Split large data set - guidelines and recommendations


I was looking around the forum to fish for recommendations on starting point for setting --split and --split-overlap. Came across few specific threads but thought to start a new topic on find a good rule of thumb to start from. For instance, would be great to set a recommendation for a 5000 image data set such as: --split = # images / 10 and --split-overlap swath / 2 or anything else that people had good experience with. What about 10000 images? larger data set?


Tnx !

Choose the largest number a node can safely process; less splits = better results.


Does memory consumption scale linearly with image count, megapixels per image, or total pixel count (images x MP)?

Would one be able to make a safe guesstimate based upon available RAM, image MP, and image count to say, for instance, On 16GB you can safely process 3.2GP, so 200x16MP images per split.

Thanks Saijin.
That’s exactly what I’m trying to put the finger on… a valid guesstimate based on HW params.
How did you arrive at 16GB => 3.2Gpix? experience or some inherent functionality? what’s the transformation?

1 Like

@gast, that is merely an example number I pulled from nothing. I was just musing and wanted to use simple/round numbers for my example.

I’d need to do some profiling to get a better sense of what the relationship might be.
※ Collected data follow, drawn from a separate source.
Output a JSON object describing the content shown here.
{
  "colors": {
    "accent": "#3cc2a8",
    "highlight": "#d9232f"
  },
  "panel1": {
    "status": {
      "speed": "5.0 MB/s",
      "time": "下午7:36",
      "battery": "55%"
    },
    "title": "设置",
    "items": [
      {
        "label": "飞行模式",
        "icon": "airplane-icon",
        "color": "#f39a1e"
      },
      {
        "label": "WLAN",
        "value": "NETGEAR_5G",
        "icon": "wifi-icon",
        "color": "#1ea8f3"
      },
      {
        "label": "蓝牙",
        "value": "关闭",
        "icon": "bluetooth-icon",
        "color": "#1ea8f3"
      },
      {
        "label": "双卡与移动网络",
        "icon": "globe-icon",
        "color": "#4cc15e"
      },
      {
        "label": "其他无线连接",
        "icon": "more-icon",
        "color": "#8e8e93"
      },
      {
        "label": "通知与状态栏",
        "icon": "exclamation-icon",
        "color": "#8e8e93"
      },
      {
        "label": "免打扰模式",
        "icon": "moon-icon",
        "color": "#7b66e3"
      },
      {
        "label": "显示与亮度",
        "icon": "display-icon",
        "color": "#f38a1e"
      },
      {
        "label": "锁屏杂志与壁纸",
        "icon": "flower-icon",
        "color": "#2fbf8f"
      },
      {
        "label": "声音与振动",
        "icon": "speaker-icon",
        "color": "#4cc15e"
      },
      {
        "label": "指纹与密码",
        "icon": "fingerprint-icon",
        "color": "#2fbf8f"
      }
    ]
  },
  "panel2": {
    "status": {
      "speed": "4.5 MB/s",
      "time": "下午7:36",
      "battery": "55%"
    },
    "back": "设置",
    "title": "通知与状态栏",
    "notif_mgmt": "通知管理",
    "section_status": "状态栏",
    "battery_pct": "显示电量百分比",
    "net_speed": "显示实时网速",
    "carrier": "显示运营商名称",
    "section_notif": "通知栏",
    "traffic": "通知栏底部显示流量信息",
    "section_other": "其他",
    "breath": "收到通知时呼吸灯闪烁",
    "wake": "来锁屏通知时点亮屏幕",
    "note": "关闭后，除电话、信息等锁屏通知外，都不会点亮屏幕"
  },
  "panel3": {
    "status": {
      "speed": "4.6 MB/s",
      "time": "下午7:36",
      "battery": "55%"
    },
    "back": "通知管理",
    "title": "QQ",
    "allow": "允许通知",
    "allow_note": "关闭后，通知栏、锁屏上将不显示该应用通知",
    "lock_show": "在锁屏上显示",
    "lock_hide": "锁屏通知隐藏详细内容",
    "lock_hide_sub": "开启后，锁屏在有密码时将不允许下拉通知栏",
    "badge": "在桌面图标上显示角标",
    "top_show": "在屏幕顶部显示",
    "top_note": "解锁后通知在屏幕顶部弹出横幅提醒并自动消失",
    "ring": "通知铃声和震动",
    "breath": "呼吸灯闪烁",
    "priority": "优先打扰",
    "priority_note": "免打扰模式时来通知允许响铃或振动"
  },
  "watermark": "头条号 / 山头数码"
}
A good place to start is with the ClusterODM example slugs:


    "imageSizeMapping": [
        {"maxImages": 40, "slug": "s-2vcpu-2gb"},
        {"maxImages": 250, "slug": "s-4vcpu-8gb"},
        {"maxImages": 500, "slug": "s-6vcpu-16gb"},
        {"maxImages": 1500, "slug": "s-8vcpu-32gb"},
        {"maxImages": 2500, "slug": "s-16vcpu-64gb"},
        {"maxImages": 3500, "slug": "s-20vcpu-96gb"},
        {"maxImages": 5000, "slug": "s-24vcpu-128gb"}
1 Like

One thing I should add to this: this assumes a 1.5 or 2x inclusion of swapfile, so for 128GB, one would have a 192-256GB swapfile.

1 Like

And that maximages, does that assume a certain MP resolution per image, or is it solely tied to image count and a 1.2MP image counts the same as a 12MP image towards the RAM limit?

Good question - does ODM load all images in entirety to memory when processing begins or is there some other managed flow to loading images into memory?

1 Like

It’s pretty efficient for most steps. OpenSfM (if memory serves me) does a bit of streaming, I think and writes out a lot to disk, but not in an IO limiting way. I will be doing some profiling over the next week for a project, so I will update this thread as I know more, but I think the mvs-texturing step is the current memory bottleneck.

1 Like

Hmm, I don’t know. There may be some assumptions that are made based on the ways that Piero has shaped available settings in the lightning network. That said, using these settings on a previous project with auto-scaling, I don’t think I hit any memory issues, and I was using some pretty aggressive product resolution and depthmap resolution settings.

1 Like

I recently tried to run about 2600 images, each around 5MB with
--split 500
--split-overlap 50
on a 50GB memory machine which ended using up 100GB of disk for writing (…and crashed since I didn’t have more disk) ;). So yes - OpenSfM seems to use up disk.

1 Like

Haha! The (generous) estimate I use for disk usage is 10x during processing. So 50GB allocate 500GB. :man_facepalming:


Quick clarification @smathermather-cm : in the example above 50GB is the size of the data set or size of RAM?
Would the allocation change for --split/–split-overlap job?

Tnx !!

I meant on disk storage, which can be mitigated by setting the --optimize-disk-space flag. Then the storage you need is ~2x by the end. I don’t know what the intermediate storage needs are.

Regarding resource, especially RAM, needs for split merge, I haven’t done any serious profiling since some pretty substantive updates a few months back, but expect to in the next few days to weeks.

1 Like

I am familiar with --optimize-disk-space, however I refered the “So 50GB allocate 500GB” comment… is it A or B below:

Option A:
I have a 50GB data set so I need at least 500GB of disk storage

Option B:
I have a 50GB RAM on my machine, which should go hand-in-hand with at least 500GB of disk storage

again, thank you.

Gotcha. Option A.

To answer the other question, if you have 50GB of RAM, aim for at least 50GB of swap, or even 75 or 100 GB of swap.

1 Like


1 Like

Just as informative info, see below of runs that have not finished yet. Data is 2788 images, each roughly 6MB.

Using --split 500

Using --split 1000

Using --split 1500

Also --split-overlap 100 and all other params are the defaults.